March 18, 2000 @ 10:00 am - 3:00 pm PST
This workshop will examine the basic assumption that the mother is the single most important influence on her child’s development (exclusive of father, peers, and the cultural surroundings), and show how and why it is wrong and misleading. Drawing especially on Jung’s theory of the Divine Child archetype and the history of motherhood, the workshop will offer a new interpretation of the traditional fairy tale, Rumpelstilskin to show how and why the idealization of mothers and children serves us so badly. There will be ample time for discussion and a variety of film clips to illustrate the psychological consequences of “hothouse mothering”.

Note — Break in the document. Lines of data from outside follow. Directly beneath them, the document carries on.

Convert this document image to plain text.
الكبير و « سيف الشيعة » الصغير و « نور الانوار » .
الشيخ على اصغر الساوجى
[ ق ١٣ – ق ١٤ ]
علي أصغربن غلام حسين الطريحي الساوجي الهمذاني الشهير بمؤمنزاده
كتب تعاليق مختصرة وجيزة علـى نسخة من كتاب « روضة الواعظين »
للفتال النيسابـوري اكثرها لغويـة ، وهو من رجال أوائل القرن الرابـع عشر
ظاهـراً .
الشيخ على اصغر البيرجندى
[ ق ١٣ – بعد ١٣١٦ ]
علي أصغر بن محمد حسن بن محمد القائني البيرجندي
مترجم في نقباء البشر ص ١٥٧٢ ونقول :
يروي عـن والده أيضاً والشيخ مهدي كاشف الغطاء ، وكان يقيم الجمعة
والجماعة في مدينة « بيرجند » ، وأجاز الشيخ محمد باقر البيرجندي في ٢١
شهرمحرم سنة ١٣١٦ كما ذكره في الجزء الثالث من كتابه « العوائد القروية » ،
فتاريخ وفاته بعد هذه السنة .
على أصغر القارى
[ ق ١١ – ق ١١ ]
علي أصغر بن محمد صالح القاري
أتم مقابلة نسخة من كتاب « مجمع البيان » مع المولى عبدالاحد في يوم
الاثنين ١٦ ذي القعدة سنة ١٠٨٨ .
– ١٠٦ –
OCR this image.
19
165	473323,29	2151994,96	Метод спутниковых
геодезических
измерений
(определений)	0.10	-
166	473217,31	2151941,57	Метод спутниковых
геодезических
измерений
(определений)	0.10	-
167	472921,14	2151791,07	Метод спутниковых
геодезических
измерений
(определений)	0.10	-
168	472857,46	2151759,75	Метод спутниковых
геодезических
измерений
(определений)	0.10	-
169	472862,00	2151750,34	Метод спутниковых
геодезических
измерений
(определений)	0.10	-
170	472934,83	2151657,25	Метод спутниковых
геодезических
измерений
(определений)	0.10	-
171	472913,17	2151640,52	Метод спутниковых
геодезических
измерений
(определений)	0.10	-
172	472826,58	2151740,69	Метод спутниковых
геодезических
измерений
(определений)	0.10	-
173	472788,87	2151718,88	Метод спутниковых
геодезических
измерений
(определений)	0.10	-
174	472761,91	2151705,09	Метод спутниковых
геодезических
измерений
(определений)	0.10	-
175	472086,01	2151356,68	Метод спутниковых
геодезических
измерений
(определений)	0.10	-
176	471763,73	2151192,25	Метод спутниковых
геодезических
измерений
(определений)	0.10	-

Related Lecture: The Psychological and Spiritual Problem of Giving Yourself Away
Polly Young-Eisendrath, Ph.D., is a Jungian analyst, Clinical Associate Professor of Psychiatry at the University of Vermont and in private practice in central Vermont. Polly is the originator of Dialogue Therapy, designed to help couples and others (for example, parents and grown children) to transform chronic conflict into greater closeness and development. She is past president of the Vermont Association for Psychoanalytic Studies and a founding member of the Vermont Institute for the Psychotherapies. She is also a Mindfulness teacher and has been a practitioner of Buddhism since 1971. Polly is the author or editor of eighteen books, which have been translated into more than twenty languages. Her most recent work book is Love Between Equals: Relationship as a Spiritual Path (Shambhala, 2019).